Haitian Culture and Traditions
Haitian culture with many artistic, cultural and historic contents has very strong West African root with French colonial influence which was further supplemented with contribution from Taino and Spanish imperialism. They are evident in every form of their language, music and culture. Haitian music has been greatly influenced by its Spanish-speaking neighbors from Cuba and Dominican Republic and they were adopted in a form derived from vodoo ceremonial traditions. Konpa (in Creole) or Compas (in French and Spanish) meaning rhythm or tones; it is one form of complex evergreen music that mixes European ballroom dancing with African rhythms taken in bourgeois culture of Haiti. It is mostly played in medium-to-fast tempo beats, accompanied by electric guitars, synthesizers and either a solo alto saxophone, a horn section or the synthesizer equivalent.
Naïve perspectives and crafty humor in brilliant colors are the main ingredients of Haitian art. Colorful foods and flourishing landscapes are the most common subjects of Haitian paintings. Other typical subjects of the art include rituals, jungle animals, dances, and gods that evoke the African past. There are three main schools of paintings in Haiti. They are the
- Jacmel School (reflects bays of the coastal towns and steep mountains),
- Cap Haitian school (that mostly depicts daily city life)
- Saint-Soleil School (popular with abstract human form in Voodoo influence).

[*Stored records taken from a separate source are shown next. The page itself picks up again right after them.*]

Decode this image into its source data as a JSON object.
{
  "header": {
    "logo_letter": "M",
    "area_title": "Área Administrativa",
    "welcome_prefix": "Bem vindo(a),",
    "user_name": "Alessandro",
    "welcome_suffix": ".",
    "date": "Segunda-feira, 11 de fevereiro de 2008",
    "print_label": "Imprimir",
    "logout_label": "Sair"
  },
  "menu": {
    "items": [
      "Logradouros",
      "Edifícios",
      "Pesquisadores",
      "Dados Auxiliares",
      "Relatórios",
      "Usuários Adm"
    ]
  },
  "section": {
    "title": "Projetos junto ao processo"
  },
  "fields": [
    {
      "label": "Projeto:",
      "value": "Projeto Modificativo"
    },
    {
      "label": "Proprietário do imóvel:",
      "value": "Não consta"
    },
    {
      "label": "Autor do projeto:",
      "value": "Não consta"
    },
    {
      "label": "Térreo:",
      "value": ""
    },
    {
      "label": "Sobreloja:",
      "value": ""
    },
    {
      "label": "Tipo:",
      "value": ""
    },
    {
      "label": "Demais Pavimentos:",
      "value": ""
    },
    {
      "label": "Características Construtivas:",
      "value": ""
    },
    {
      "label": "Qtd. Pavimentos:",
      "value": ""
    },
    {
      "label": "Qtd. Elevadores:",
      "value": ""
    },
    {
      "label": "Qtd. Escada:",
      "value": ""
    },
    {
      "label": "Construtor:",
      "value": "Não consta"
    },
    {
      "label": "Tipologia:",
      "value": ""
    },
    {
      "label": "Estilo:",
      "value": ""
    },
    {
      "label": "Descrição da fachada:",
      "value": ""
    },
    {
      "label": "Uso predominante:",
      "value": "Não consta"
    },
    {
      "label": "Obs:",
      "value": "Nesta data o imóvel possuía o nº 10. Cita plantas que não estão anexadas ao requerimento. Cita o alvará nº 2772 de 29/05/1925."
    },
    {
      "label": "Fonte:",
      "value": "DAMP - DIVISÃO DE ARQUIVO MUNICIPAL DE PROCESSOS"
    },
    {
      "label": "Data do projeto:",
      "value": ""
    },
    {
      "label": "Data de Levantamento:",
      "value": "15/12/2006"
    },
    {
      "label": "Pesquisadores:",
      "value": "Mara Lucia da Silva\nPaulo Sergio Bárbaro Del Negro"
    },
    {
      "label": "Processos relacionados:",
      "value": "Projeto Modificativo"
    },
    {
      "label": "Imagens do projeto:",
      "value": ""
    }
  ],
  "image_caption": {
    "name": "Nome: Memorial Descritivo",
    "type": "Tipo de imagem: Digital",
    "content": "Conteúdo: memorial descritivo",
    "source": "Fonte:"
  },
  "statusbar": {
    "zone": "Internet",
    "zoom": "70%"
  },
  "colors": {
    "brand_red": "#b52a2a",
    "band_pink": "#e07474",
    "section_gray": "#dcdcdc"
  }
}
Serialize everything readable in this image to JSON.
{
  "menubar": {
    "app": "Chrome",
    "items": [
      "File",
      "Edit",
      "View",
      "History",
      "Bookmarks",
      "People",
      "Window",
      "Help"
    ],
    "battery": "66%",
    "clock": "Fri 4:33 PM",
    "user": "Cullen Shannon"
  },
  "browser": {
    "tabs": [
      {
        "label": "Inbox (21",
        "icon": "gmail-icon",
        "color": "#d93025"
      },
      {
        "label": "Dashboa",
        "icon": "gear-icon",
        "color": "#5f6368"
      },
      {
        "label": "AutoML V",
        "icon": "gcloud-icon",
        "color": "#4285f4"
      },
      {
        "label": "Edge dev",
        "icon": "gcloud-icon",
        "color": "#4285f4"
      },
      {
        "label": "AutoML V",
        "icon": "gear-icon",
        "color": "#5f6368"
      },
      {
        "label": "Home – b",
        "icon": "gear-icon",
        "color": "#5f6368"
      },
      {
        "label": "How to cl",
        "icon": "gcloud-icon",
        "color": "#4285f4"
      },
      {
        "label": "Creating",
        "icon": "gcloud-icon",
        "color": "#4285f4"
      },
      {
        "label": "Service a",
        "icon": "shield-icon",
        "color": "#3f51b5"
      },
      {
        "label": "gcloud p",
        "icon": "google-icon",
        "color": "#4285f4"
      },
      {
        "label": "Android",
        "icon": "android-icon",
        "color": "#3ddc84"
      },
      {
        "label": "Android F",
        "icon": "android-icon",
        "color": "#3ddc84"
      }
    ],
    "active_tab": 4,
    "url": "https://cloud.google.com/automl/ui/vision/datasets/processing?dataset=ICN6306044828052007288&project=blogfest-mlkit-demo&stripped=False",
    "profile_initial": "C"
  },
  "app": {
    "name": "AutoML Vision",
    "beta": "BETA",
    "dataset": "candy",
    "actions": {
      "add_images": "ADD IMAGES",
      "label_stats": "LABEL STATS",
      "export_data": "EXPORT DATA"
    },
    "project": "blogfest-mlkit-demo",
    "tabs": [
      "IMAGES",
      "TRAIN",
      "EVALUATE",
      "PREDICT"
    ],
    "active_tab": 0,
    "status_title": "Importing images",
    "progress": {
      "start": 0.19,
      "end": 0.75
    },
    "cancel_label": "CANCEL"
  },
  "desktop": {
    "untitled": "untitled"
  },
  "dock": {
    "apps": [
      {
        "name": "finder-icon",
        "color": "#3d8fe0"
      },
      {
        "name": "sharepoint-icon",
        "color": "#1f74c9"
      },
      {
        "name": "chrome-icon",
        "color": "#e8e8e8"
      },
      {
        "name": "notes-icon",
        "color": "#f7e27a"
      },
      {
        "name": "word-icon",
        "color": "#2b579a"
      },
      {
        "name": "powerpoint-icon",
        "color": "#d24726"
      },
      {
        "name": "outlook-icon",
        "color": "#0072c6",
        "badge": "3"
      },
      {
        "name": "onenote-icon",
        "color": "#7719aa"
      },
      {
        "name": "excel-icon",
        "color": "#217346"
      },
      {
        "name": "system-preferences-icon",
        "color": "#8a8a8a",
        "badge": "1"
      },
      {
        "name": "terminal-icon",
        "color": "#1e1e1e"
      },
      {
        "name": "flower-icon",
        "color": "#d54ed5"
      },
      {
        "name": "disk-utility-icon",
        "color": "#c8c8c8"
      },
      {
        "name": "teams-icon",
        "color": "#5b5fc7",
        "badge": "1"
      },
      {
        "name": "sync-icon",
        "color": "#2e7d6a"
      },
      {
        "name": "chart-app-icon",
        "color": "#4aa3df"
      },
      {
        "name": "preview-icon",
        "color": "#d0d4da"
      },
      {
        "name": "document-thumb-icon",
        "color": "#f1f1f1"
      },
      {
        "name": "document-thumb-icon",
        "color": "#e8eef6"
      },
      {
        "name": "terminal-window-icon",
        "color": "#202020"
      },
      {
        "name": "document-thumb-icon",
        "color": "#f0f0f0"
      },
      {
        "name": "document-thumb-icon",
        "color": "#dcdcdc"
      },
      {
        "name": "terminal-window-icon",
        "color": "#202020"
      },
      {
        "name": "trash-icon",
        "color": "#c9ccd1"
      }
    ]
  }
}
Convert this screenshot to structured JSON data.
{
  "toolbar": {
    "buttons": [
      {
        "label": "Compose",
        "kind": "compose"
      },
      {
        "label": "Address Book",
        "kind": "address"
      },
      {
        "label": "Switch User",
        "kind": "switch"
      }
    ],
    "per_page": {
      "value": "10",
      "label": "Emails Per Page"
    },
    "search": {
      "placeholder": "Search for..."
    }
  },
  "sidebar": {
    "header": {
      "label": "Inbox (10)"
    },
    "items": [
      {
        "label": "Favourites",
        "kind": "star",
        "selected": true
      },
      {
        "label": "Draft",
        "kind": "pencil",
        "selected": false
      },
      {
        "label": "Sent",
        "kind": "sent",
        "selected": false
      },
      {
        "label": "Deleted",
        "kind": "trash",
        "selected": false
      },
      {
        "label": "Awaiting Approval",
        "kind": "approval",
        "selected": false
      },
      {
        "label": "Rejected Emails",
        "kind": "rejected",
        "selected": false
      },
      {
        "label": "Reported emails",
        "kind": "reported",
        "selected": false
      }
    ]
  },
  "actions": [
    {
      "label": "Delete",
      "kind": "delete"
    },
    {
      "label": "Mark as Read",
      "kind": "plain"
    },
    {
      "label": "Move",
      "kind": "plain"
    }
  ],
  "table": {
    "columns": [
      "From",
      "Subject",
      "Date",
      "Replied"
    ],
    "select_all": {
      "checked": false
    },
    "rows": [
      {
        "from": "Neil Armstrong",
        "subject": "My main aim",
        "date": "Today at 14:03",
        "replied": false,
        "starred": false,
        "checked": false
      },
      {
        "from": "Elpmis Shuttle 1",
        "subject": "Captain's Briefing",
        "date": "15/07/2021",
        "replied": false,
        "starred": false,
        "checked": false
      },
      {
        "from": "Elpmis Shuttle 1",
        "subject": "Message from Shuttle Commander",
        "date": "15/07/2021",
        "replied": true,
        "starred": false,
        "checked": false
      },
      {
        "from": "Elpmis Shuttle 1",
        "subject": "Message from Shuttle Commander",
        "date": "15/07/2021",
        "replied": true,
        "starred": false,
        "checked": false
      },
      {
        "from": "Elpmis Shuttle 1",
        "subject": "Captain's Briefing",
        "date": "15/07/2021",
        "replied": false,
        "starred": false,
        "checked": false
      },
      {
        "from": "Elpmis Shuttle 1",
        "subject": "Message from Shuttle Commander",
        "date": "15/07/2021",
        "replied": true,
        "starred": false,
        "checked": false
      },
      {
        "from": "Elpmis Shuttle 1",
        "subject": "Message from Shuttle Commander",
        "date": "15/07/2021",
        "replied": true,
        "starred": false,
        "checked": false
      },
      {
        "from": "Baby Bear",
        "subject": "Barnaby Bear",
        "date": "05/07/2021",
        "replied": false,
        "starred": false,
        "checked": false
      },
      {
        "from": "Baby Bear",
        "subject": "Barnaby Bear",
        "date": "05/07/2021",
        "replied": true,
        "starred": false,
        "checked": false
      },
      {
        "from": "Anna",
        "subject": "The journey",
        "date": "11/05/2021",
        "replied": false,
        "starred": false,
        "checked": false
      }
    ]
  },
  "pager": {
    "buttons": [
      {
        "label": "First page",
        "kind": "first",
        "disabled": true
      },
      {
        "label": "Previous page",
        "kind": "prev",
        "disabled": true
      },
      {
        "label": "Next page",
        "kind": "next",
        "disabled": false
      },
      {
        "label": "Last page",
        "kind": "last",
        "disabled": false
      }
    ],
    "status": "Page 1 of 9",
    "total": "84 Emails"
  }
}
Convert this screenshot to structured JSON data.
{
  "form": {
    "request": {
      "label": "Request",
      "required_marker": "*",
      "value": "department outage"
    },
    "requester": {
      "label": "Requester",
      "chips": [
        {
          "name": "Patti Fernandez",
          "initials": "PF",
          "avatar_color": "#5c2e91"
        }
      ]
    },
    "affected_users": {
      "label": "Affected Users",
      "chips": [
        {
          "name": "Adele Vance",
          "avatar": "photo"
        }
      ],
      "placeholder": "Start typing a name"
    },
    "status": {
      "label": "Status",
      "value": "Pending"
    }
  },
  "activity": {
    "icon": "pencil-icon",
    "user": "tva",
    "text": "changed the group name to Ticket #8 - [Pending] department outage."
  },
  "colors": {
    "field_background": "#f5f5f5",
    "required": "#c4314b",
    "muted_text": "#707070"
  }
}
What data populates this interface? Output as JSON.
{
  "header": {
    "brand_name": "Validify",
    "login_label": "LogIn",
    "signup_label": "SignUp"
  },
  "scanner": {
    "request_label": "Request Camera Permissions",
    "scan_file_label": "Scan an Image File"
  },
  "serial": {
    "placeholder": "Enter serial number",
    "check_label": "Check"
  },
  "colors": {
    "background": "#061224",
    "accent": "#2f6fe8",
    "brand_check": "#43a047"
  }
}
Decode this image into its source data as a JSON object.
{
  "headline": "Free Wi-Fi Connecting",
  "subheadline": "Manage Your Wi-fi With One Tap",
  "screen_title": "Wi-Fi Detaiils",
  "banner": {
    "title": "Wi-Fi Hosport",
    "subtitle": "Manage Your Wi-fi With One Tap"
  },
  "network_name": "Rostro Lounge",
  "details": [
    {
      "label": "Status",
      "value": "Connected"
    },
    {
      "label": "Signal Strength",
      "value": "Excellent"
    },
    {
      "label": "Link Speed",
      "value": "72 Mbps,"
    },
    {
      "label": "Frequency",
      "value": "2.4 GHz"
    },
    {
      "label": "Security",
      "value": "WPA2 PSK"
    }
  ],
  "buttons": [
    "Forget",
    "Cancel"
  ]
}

The most famous pieces of architectural work in Haiti are the monuments located at the Palace of Sans Souci and the Citadel that have been declared as World Heritage Site in 1982. The structures were built in the early 19th century after the Haiti's independence from France. The month of February is the festive season with Carnival and all-night party in Haiti. People dance and sing in the streets, parade floats and the cities are filled with music. “Rara” festival is celebrated before Easter. These give people a chance to escape from their daily lives.